At trial the prosecution showed that Rodriguez “had accessed the personal records of 17 different individuals for nonbusiness reasons.” Id. All 17 of the individuals for whom he accessed information were women — his former wife, former girlfriends or women for whom he had a romantic interest. For example, Rodriguez accessed the SSA database “to determine how much . . . [his former wife] was earning,” accessed the personal information of a former girlfriend 62 times, and accessed the personal information of a number of women he met at a Universalist church study group. Id. at *2. One of these women testified at Rodriguez’ trial that “she received a letter from Rodriguez at her home address and was shocked because she had not given Rodriguez her address, she ordinarily receives all her mail at a post office box, and her middle initial was on the envelope although she had not used it since grade school.” Id. The SSA database records reflected that Rodriguez had accessed her personal information 45 times. At trial Rodriguez testified and “admitted that he did not access the victims’ records as a part of his duties as a TeleService representative.” Id. at 3. Rodriguez was convicted and sentenced to a year in prison.

On appeal Rodriguez relied on Brekka arguing that “he did not violate . . . [the CFAA] because he accessed only databases that he was authorized to use as a TeleService representative.” Id at *4. The court, however, rejected this argument and affirmed Rodriguez’ conviction. The court specifically found that based on SSA’s policy that “use of databases to obtain personal information is authorized only when done for business reasons” and the plain language of the CFAA, Rodriguez had exceeded his authorized access to the SSA’s database. Id. The court distinguished Brekka on its facts – Brekka’s employer “had no policy prohibiting employees from emailing company documents to personal email accounts, and there was no dispute that Brekka had been authorized to obtain the documents or to send the emails while he was employed;” whereas the SSA “told Rodriguez that he was not authorized to obtain personal information for nonbusiness reasons.” Id.

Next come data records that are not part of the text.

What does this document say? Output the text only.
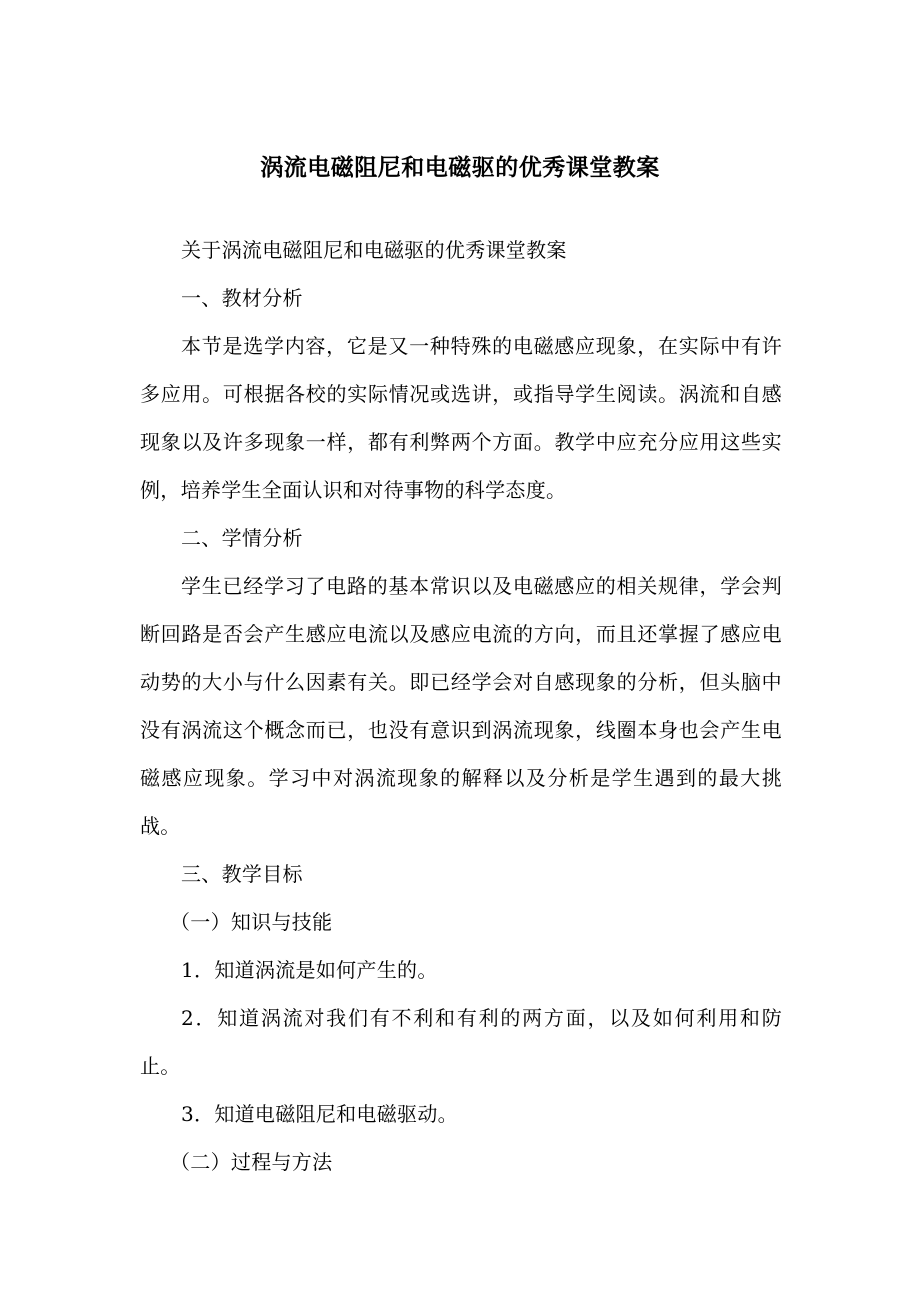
涡流电磁阻尼和电磁驱的优秀课堂教案

关于涡流电磁阻尼和电磁驱的优秀课堂教案

一、教材分析

本节是选学内容，它是又一种特殊的电磁感应现象，在实际中有许多应用。可根据各校的实际情况或选讲，或指导学生阅读。涡流和自感现象以及许多现象一样，都有利弊两个方面。教学中应充分应用这些实例，培养学生全面认识和对待事物的科学态度。

二、学情分析

学生已经学习了电路的基本常识以及电磁感应的相关规律，学会判断回路是否会产生感应电流以及感应电流的方向，而且还掌握了感应电动势的大小与什么因素有关。即已经学会对自感现象的分析，但头脑中没有涡流这个概念而已，也没有意识到涡流现象，线圈本身也会产生电磁感应现象。学习中对涡流现象的解释以及分析是学生遇到的最大挑战。

三、教学目标

（一）知识与技能

1．知道涡流是如何产生的。

2．知道涡流对我们有不利和有利的两方面，以及如何利用和防止。

3．知道电磁阻尼和电磁驱动。

（二）过程与方法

The lessons from this case to employers and their counsel who are drafting corporate computer policies are

• First, it is critical to establish corporate computer policies setting forth the employee’s scope of authorization to access the company computers,

• Second, this policy should be re-enforced on a periodic basis in a variety of ways that are designed for the particular circumstances and needs of the individual company, and

• Third, the company should actively monitor employee computer usage to ensure that its policies are being followed and take appropriate actions when its policies are violated.